GREEN BAY, Wis. (WBAY) - Two weeks ago we introduced you to Green Bay's "Duck Man," and his mission to save mother ducks and their babies from the dangers of nesting and hatching in urban areas.
At the time, a mallard hen was on a nest full of eggs next to the Associated Bank building in downtown Green Bay.
And Joe Loehlein figured it would be a couple weeks before the babies would hatch, and he'd be back in action.
He was right.
"This morning when I came here, I moved her off the nest and I looked and all the babies were out. Once they're all dried off she wants to go and she wants to head to water with them," says Joe.
But in the city, that doesn't always work out so well.
"You got vehicles, the sewers, other predators, you never know what they're going to run into," says Joe.
That's where Joe comes in, just as he has for the last 30 years, rescuing more than 15,000 mother ducks and their little ones.
"Let's get the blanket out, and this is what you're going to put the babies in," says Joe to another volunteer, Jim, with the Green Bay Duck Hunters Association.
The first step is to capture mom, which in this case doesn't take much.
"OK, now I've got the mother and there's all the little babies," says Joe holding the mother duck.
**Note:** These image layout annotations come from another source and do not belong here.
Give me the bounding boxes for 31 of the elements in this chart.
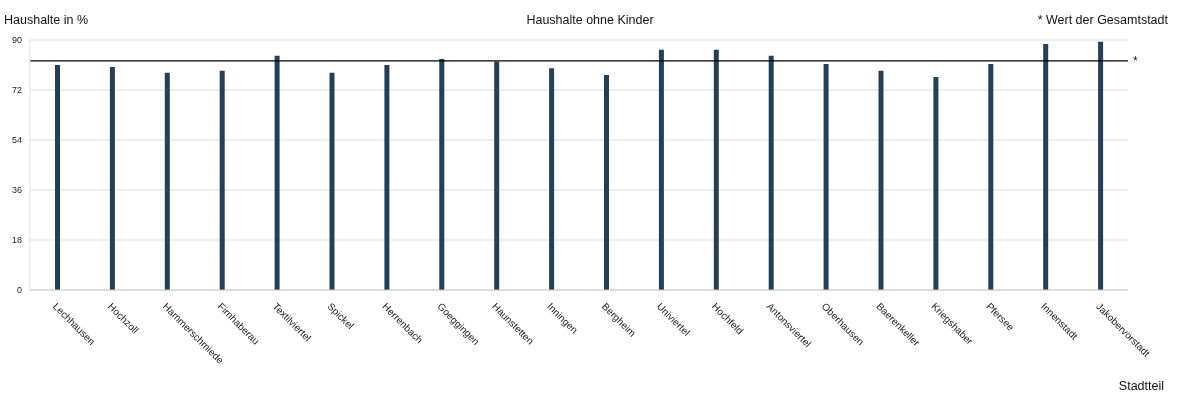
bar [1098,41,1104,290]
x-axis-title: Stadtteil [1118,379,1164,393]
bar [823,63,829,290]
bar [219,70,225,290]
bar [549,68,555,290]
bar [713,49,719,290]
bar [55,65,60,290]
bar [658,49,664,290]
y-tick-label: 72 [11,85,22,96]
y-tick-label: 18 [11,235,22,246]
y-tick-label: 54 [11,135,22,146]
bar [1043,43,1049,290]
ref-line-label: * [1133,54,1138,69]
y-tick-label: 36 [11,185,22,196]
bar [933,76,939,290]
bar [109,66,115,290]
chart-title: Haushalte ohne Kinder [526,13,654,27]
bar [164,72,170,290]
bar [988,63,994,290]
bar [439,58,445,290]
bar [604,75,609,290]
bar [329,72,335,290]
text: * Wert der Gesamtstadt [1037,13,1168,27]
bar [494,61,500,290]
bar [274,55,280,290]
bar [768,55,774,290]
y-tick-label: 0 [16,285,22,296]
bar [878,70,884,290]
y-axis-title: Haushalte in % [4,13,89,27]
y-tick-label: 90 [11,35,22,46]
bar [384,65,390,290]
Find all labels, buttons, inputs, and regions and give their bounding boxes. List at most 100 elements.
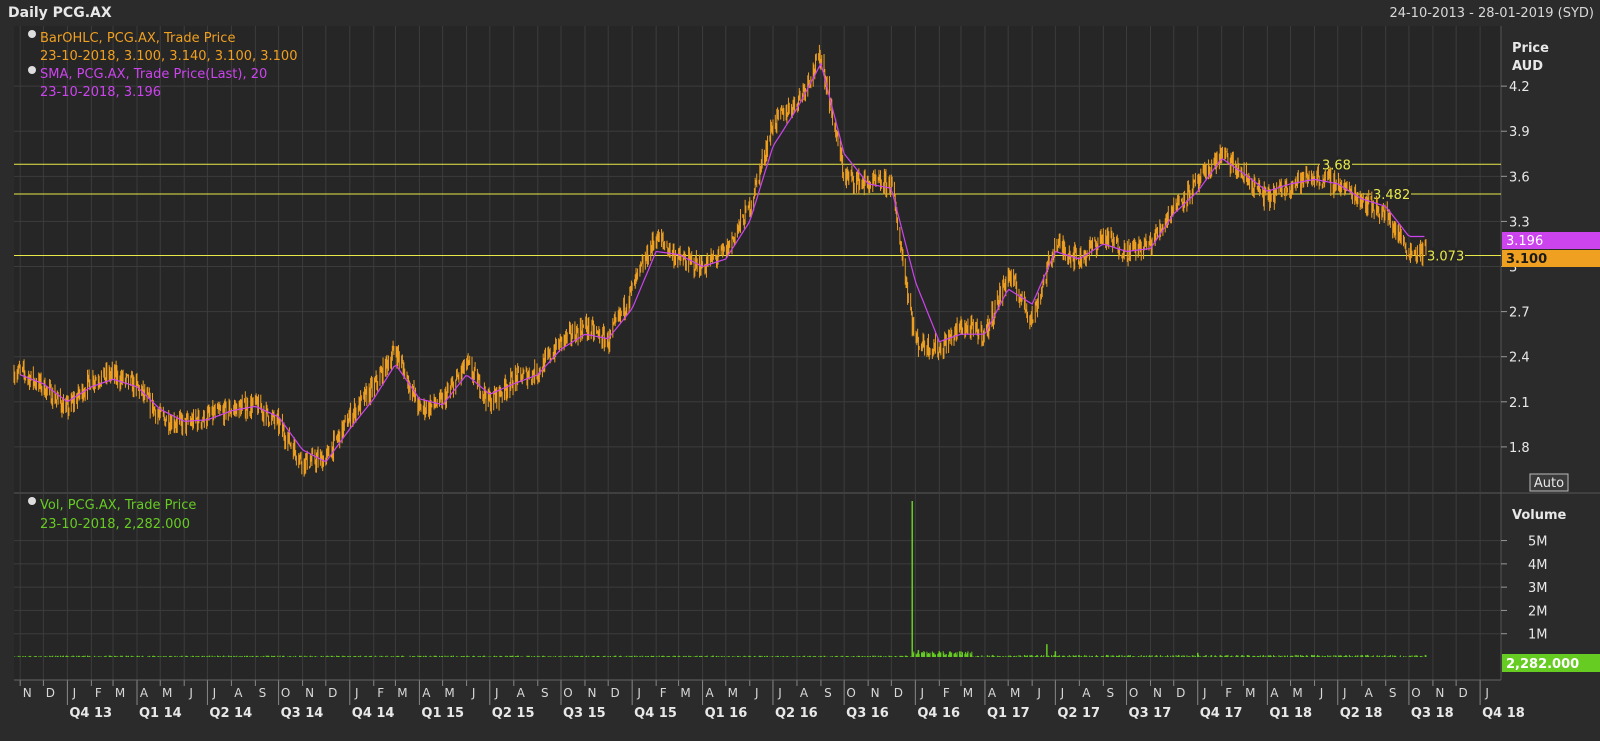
price-axis-unit: AUD — [1512, 59, 1543, 74]
sma-price-tag: 3.196 — [1502, 232, 1600, 249]
x-month-label: A — [1082, 686, 1091, 700]
level-label: 3.073 — [1427, 250, 1464, 265]
x-month-label: J — [1319, 686, 1324, 700]
x-month-label: A — [517, 686, 526, 700]
x-month-label: D — [611, 686, 620, 700]
x-month-label: J — [354, 686, 359, 700]
x-quarter-label: Q4 15 — [634, 706, 677, 721]
x-quarter-label: Q1 15 — [421, 706, 464, 721]
x-quarter-label: Q3 17 — [1129, 706, 1172, 721]
auto-scale-button[interactable]: Auto — [1529, 473, 1569, 492]
x-month-label: A — [705, 686, 714, 700]
y-tick-label: 3M — [1528, 581, 1548, 596]
chart-title: Daily PCG.AX — [8, 5, 112, 21]
x-quarter-label: Q2 17 — [1057, 706, 1100, 721]
y-tick-label: 1.8 — [1509, 441, 1530, 456]
x-month-label: O — [1411, 686, 1420, 700]
x-month-label: M — [1010, 686, 1020, 700]
x-month-label: J — [1484, 686, 1489, 700]
x-quarter-label: Q2 15 — [492, 706, 535, 721]
ohlc-legend-line1: BarOHLC, PCG.AX, Trade Price — [40, 31, 235, 46]
info-icon[interactable] — [28, 30, 36, 38]
x-month-label: D — [1176, 686, 1185, 700]
x-month-label: S — [541, 686, 549, 700]
level-label-bg — [1320, 156, 1352, 172]
y-tick-label: 3.9 — [1509, 125, 1530, 140]
x-month-label: D — [46, 686, 55, 700]
x-month-label: A — [234, 686, 243, 700]
x-month-label: J — [754, 686, 759, 700]
volume-series — [13, 500, 1427, 657]
date-range: 24-10-2013 - 28-01-2019 (SYD) — [1389, 6, 1594, 21]
y-tick-label: 2M — [1528, 604, 1548, 619]
info-icon[interactable] — [28, 497, 36, 505]
x-month-label: D — [1459, 686, 1468, 700]
price-plot-area — [14, 26, 1501, 492]
info-icon[interactable] — [28, 66, 36, 74]
x-quarter-label: Q2 16 — [775, 706, 818, 721]
y-tick-label: 2.1 — [1509, 396, 1530, 411]
x-month-label: S — [824, 686, 832, 700]
x-month-label: M — [1292, 686, 1302, 700]
x-month-label: M — [1245, 686, 1255, 700]
x-quarter-label: Q4 17 — [1200, 706, 1243, 721]
auto-label: Auto — [1534, 476, 1564, 491]
last-volume-text: 2,282.000 — [1506, 657, 1579, 672]
x-month-label: A — [422, 686, 431, 700]
y-tick-label: 4M — [1528, 558, 1548, 573]
x-month-label: O — [281, 686, 290, 700]
vol-legend-line1: Vol, PCG.AX, Trade Price — [40, 498, 196, 513]
x-month-label: F — [377, 686, 384, 700]
x-month-label: A — [800, 686, 809, 700]
x-month-label: J — [1060, 686, 1065, 700]
vol-legend-line2: 23-10-2018, 2,282.000 — [40, 517, 190, 532]
x-month-label: A — [988, 686, 997, 700]
x-month-label: M — [728, 686, 738, 700]
y-tick-label: 3 — [1509, 261, 1517, 276]
x-month-label: J — [1036, 686, 1041, 700]
x-quarter-label: Q4 18 — [1482, 706, 1525, 721]
x-month-label: O — [1129, 686, 1138, 700]
x-month-label: D — [328, 686, 337, 700]
level-label: 3.482 — [1373, 188, 1410, 203]
y-tick-label: 3.3 — [1509, 215, 1530, 230]
last-price-text: 3.100 — [1506, 252, 1547, 267]
horizontal-lines: 3.68 3.482 3.073 — [14, 156, 1501, 265]
x-month-label: S — [259, 686, 267, 700]
sma-tag-text: 3.196 — [1506, 234, 1543, 249]
x-month-label: J — [72, 686, 77, 700]
y-axis: 1.8 2.1 2.4 2.7 3 3.3 3.6 3.9 4.2 1M 2M 3M 4M 5M — [1501, 80, 1548, 643]
last-price-tag: 3.100 — [1502, 250, 1600, 267]
sma-line — [19, 61, 1425, 462]
x-month-label: J — [1202, 686, 1207, 700]
x-month-label: N — [1153, 686, 1162, 700]
y-tick-label: 4.2 — [1509, 80, 1530, 95]
x-month-label: J — [494, 686, 499, 700]
price-legend: BarOHLC, PCG.AX, Trade Price 23-10-2018,… — [28, 30, 297, 100]
x-month-label: A — [1365, 686, 1374, 700]
y-tick-label: 1M — [1528, 628, 1548, 643]
x-quarter-label: Q1 16 — [705, 706, 748, 721]
x-quarter-label: Q4 14 — [352, 706, 395, 721]
volume-axis-title: Volume — [1512, 508, 1567, 523]
x-month-label: J — [471, 686, 476, 700]
sma-legend-line1: SMA, PCG.AX, Trade Price(Last), 20 — [40, 67, 267, 82]
x-month-label: N — [871, 686, 880, 700]
x-month-label: M — [963, 686, 973, 700]
x-month-label: J — [212, 686, 217, 700]
x-month-label: O — [563, 686, 572, 700]
x-month-label: M — [444, 686, 454, 700]
x-quarter-label: Q2 14 — [209, 706, 252, 721]
ohlc-series — [13, 44, 1427, 477]
x-month-label: S — [1107, 686, 1115, 700]
x-month-label: F — [943, 686, 950, 700]
x-quarter-label: Q4 16 — [917, 706, 960, 721]
level-label-bg — [1371, 186, 1411, 202]
ohlc-legend-line2: 23-10-2018, 3.100, 3.140, 3.100, 3.100 — [40, 49, 297, 64]
x-quarter-label: Q1 18 — [1269, 706, 1312, 721]
x-month-label: J — [1342, 686, 1347, 700]
y-tick-label: 3.6 — [1509, 170, 1530, 185]
price-axis-title: Price — [1512, 41, 1549, 56]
One by one, the babies are collected from the nest and placed with mom in a cage in Joe's truck.
As is often the case, this process does not go unnoticed, and Joe's always happy to explain his mission.
"I've got them by front doors. You see how this one is, on roofs, all over town," says Joe.
"Good to know you're around. You can help if I ever get a full batch," says a bank employee.
"Alright, you got a card, Jim?," asks Joe.
It's time for the transport, and after a 10 minute drive Joe arrives at a wetlands area in Howard.
"I chose this one because there's a lot of cover, there's water, that's what she needs," says Joe.
Joe and Jim carry the cage to the edge of a pond.
"We're going to lift the door and get out of the way," says Joe.
Very calmly, mom steps out, looks around and calls for her little ones to join her.
Soon, it's a fluffy parade through the grass.
"She will teach them how to find mosquito larvae, pick up little grass, little tender grass, that's what they eat and in six weeks they'll be able to fly just like she does," says Joe.
But first, they get to swim.
"This is going to be their first touch of water," observes Joe.
And just like that, the ducks are off in their new, safer home.
For Joe, there's no time for emotional goodbyes.
"No I'm glad I got rid of these, now I can get some more because they're all over the place right now," says Joe with a chuckle.
Besides, it really isn't goodbye.
"It's amazing. No matter if it take this hen with the babies 4 miles, 2 miles, 10 miles, she'll be back that that spot nesting next year more than likely," says Joe.